Abstract

Nanoscale copper oxide is a material in high demand, playing a pivotal role in many nanostructure-based emerging applications. Some unique electrical and mechanical properties of these new generation nanostructures are that they are potentially able to boost the characteristics of sophisticated modern electronic devices. Nevertheless, a nontrivial technique commonly used for the synthesis of CuO/CuO2 nanostructures (particularly in nanowires) as well as very complicated growth and nucleation mechanisms, are their stumbling blocks, significantly hindering the occupation of a relevant application niche. In this paper, we theoretically and experimentally demonstrate that the ultramodern radio-frequency plasma-based fabrication technique ensures avoiding highly unfavourable, uncontrollable growth intrinsic to the commonly used thermal oxidation method.

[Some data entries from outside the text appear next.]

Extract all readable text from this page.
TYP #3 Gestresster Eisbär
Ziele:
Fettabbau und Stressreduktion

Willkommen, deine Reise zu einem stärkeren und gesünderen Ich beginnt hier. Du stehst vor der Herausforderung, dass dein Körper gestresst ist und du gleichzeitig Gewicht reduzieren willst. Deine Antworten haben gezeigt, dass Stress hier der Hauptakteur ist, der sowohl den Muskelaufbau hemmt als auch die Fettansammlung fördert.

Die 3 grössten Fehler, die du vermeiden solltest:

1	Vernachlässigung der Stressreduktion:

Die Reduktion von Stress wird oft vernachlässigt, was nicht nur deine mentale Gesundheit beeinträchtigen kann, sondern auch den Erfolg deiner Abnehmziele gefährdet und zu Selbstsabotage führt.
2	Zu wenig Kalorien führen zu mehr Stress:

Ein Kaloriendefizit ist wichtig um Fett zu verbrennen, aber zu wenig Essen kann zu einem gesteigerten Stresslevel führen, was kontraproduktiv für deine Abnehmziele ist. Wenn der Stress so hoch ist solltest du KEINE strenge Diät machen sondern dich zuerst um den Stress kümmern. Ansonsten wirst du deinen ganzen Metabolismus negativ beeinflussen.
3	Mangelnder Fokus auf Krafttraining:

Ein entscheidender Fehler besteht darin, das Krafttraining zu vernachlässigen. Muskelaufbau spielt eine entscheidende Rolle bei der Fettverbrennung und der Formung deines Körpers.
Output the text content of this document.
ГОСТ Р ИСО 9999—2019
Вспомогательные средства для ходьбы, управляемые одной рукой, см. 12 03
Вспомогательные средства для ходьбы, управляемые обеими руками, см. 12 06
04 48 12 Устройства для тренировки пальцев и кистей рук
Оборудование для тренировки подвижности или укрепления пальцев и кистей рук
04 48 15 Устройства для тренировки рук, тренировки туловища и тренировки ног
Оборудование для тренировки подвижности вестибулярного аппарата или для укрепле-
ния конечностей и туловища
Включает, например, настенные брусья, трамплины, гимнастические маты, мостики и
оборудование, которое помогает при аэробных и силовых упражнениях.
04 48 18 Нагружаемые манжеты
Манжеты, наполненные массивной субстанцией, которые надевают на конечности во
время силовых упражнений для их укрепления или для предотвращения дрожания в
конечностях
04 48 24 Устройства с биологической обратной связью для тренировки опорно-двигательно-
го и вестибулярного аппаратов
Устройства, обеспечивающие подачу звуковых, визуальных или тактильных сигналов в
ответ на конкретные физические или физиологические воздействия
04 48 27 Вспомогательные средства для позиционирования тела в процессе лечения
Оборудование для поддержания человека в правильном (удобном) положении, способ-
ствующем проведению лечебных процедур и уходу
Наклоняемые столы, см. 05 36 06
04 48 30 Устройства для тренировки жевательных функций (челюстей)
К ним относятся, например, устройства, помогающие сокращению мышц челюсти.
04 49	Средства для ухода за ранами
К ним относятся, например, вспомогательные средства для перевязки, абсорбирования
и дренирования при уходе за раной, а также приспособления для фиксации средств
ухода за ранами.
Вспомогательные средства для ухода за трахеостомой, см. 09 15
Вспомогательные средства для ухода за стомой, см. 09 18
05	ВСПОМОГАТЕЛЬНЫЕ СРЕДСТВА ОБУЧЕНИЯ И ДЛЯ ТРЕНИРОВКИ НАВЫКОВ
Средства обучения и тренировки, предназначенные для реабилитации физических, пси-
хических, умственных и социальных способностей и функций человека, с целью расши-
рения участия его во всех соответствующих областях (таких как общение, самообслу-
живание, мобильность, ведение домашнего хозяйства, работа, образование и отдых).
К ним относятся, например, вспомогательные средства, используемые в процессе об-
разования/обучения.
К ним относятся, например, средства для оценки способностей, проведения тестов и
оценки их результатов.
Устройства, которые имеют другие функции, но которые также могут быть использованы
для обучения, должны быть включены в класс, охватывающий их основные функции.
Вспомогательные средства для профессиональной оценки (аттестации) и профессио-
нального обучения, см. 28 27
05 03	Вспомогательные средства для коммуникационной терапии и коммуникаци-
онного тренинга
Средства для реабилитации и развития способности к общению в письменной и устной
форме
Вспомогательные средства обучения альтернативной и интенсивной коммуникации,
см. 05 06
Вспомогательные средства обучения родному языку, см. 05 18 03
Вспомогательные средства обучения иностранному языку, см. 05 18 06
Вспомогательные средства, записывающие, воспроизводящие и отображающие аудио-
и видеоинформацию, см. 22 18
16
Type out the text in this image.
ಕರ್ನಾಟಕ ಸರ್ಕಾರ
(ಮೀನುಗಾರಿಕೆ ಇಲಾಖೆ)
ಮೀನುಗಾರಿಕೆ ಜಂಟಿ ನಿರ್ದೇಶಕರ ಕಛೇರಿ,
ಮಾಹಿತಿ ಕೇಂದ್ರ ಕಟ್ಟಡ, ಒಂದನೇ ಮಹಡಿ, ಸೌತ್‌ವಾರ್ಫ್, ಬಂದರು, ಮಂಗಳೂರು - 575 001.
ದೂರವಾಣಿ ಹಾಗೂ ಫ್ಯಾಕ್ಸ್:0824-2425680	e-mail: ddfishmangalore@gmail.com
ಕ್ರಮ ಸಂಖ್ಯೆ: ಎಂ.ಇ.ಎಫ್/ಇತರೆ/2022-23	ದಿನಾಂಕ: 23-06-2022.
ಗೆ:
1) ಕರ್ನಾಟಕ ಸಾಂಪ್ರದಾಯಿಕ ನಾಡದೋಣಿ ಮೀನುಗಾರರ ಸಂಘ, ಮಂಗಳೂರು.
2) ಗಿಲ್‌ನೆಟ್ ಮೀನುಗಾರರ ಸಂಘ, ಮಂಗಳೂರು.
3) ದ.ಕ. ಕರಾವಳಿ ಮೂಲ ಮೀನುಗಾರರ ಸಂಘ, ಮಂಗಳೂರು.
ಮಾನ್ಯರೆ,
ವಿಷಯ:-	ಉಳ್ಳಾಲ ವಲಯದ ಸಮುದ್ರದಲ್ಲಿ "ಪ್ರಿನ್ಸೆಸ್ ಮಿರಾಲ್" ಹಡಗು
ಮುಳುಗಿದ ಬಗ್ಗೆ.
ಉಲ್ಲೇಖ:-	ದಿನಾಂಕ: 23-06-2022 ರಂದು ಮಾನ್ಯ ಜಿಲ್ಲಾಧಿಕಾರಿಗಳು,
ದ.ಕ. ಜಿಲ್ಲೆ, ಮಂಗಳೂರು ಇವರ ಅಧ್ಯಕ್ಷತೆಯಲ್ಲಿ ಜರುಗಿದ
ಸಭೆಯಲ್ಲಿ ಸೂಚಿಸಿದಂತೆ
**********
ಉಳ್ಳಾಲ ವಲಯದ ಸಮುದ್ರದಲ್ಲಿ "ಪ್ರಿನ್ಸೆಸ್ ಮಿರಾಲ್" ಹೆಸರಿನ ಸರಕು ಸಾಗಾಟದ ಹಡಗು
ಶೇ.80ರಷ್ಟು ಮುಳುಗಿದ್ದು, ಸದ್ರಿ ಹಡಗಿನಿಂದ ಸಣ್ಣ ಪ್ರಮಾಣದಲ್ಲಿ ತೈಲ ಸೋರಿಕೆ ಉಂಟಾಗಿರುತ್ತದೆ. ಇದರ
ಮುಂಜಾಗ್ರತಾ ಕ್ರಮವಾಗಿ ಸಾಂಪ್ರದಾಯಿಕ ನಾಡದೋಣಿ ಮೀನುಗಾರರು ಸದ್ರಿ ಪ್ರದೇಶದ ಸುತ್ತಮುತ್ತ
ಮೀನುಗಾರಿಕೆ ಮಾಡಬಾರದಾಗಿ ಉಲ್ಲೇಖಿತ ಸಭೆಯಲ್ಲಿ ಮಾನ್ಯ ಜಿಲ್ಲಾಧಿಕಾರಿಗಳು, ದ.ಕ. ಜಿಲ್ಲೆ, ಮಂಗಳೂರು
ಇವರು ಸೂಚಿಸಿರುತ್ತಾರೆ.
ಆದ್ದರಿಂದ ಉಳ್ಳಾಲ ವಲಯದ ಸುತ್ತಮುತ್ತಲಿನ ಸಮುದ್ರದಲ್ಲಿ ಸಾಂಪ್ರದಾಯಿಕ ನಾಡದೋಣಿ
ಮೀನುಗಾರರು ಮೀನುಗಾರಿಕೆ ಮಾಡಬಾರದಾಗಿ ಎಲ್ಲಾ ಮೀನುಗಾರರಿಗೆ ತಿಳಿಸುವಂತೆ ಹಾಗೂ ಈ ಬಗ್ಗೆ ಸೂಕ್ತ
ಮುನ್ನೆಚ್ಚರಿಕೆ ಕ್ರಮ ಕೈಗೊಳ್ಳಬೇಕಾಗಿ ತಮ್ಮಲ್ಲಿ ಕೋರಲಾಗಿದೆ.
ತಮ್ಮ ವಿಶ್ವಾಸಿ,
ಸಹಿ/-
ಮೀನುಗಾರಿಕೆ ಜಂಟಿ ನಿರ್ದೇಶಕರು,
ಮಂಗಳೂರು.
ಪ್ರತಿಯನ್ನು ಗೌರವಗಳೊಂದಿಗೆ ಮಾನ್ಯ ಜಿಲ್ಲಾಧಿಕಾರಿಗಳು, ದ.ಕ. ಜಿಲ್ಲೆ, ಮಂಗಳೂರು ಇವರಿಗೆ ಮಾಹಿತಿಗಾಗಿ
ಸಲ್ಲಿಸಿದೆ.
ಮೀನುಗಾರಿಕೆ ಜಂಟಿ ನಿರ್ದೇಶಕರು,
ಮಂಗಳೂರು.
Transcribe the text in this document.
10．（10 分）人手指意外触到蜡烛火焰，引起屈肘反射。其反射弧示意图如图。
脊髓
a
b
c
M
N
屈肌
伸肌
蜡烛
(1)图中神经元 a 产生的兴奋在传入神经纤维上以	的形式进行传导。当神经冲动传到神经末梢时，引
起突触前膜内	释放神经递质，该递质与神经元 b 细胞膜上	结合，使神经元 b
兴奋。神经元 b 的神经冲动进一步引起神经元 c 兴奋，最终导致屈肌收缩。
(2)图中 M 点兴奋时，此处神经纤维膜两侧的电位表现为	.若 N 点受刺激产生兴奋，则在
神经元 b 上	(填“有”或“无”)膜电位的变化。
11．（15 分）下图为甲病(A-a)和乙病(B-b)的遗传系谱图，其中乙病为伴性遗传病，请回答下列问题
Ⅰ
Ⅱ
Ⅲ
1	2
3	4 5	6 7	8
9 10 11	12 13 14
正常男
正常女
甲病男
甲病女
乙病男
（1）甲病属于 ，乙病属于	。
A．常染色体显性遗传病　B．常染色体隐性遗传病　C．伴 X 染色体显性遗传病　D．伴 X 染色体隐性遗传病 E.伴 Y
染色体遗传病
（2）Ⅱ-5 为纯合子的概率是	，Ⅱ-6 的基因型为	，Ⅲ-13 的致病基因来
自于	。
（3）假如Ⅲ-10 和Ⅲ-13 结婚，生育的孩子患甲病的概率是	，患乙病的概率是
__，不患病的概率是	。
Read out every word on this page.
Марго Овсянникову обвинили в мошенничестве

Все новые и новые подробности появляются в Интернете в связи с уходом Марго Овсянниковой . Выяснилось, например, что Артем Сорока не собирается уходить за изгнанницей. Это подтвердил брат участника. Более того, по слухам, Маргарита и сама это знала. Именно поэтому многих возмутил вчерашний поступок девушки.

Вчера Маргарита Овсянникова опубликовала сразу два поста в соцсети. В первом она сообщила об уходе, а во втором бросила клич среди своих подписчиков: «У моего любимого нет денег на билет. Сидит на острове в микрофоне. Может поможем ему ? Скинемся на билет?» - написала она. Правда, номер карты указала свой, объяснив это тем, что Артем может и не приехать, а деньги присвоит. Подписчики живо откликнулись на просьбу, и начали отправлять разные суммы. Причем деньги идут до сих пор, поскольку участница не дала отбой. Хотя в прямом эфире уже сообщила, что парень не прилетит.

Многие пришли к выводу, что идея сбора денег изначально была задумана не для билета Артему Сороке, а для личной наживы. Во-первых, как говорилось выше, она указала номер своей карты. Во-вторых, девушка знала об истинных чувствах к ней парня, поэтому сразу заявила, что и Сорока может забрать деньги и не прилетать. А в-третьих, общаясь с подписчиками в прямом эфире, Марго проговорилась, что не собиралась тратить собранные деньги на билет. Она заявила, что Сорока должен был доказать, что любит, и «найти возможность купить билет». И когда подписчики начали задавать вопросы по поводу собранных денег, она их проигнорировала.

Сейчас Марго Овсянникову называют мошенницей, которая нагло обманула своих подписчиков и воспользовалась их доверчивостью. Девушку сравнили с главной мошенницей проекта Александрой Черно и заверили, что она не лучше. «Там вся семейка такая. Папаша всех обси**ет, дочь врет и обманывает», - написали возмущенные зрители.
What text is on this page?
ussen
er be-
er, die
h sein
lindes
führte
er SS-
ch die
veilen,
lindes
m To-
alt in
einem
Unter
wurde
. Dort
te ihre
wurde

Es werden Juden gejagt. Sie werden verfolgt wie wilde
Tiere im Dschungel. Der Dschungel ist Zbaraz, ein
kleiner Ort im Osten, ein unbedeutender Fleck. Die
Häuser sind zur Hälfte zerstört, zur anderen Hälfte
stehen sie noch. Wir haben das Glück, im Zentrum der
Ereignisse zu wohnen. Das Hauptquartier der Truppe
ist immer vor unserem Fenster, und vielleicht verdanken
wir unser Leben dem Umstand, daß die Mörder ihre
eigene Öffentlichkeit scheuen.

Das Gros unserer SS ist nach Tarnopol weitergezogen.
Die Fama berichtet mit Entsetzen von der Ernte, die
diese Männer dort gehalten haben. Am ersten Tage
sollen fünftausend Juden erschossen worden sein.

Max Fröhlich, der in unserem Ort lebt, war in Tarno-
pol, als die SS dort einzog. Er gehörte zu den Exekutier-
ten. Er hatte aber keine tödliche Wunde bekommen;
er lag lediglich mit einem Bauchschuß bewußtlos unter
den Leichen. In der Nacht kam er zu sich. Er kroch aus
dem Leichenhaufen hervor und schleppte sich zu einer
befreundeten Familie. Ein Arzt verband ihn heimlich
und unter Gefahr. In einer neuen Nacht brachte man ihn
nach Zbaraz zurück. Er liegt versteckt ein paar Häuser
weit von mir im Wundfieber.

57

Moreover, it enables switching the process to a rapid, target-saturating mode leading to fast, highly controllable nucleation and growth of thin, long, densely packed, highly crystalline copper oxide nanostructures directly on the copper surface, without involving any additional precursors and catalysts in the process. Multiscale numerical simulations reveal the basic mechanisms behind the target-saturating growth mode and the key control factors enabling highly predictable synthesis of dense oxide nanostructures of pre-determined size and surface density.